Dass Narben Menschen interessanter machen, muss nicht zutreffen. Die Trainerkarriere des 38-jährigen Frank Neubarth jedenfalls scheint nach der wundenreichen Entlassung durch Assauer vor neun Tagen genauso blitzartig beendet zu sein wie sie vor acht Monaten begann. Nicht mangelndes Fachwissen sei der Grund für Neubarths Demission gewesen, betete am Samstag der Chef der Schalker Lizenzspieler-Abteilung, Andreas Müller, den Reportern erneut vor. „Aber es musste ein Schuss neues Leben in die Bude.“ Neubarth wirkte trotz seiner stattlichen Größe von 1,89 m seltsam unsichtbar im Schalker Theater.

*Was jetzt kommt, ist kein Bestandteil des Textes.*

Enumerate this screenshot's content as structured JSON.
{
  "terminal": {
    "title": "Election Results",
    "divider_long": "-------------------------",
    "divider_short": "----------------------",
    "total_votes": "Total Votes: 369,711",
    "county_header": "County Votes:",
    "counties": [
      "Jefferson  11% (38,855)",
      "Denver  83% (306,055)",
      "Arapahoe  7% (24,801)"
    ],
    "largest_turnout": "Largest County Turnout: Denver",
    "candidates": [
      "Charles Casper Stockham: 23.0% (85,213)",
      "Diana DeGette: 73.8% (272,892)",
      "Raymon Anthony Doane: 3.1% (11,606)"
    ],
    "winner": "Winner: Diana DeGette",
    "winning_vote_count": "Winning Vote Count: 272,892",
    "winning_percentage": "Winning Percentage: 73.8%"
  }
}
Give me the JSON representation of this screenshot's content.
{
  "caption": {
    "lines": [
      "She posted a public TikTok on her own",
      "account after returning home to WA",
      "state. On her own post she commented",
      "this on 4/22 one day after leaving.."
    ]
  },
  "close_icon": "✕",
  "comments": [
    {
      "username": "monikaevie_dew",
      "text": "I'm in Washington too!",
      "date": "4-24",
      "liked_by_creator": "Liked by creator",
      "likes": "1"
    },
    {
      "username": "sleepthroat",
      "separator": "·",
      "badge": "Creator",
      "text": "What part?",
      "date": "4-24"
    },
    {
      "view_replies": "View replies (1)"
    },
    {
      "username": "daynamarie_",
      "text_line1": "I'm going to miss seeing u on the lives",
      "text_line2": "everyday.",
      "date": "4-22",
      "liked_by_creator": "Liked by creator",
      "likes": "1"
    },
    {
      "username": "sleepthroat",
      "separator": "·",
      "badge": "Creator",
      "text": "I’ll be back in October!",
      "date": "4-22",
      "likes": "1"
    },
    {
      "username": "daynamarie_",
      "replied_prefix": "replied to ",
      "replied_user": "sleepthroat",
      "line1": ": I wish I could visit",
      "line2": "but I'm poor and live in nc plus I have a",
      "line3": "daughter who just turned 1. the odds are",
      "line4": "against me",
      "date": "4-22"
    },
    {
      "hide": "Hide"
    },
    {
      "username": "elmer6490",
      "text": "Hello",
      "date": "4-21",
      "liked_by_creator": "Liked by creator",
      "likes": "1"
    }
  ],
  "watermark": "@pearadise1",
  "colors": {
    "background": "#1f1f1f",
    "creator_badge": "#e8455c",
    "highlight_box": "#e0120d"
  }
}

Mit Marc Wilmots habe man jetzt einen „vom alten Schlag“, glaubt Müller. Also quasi einen Anti-Neubarth. Schalke ist ein Mythos –und Wilmots ein als „Kampfschwein“ verehrtes Schalker Idol. Das muss doch passen. Nun hoffen sie, dass die Leidenschaft des „Eurofighters“, der 1997 mit Schalke den Uefa-Pokal gewann, sich auch auf die Mannschaft überträgt.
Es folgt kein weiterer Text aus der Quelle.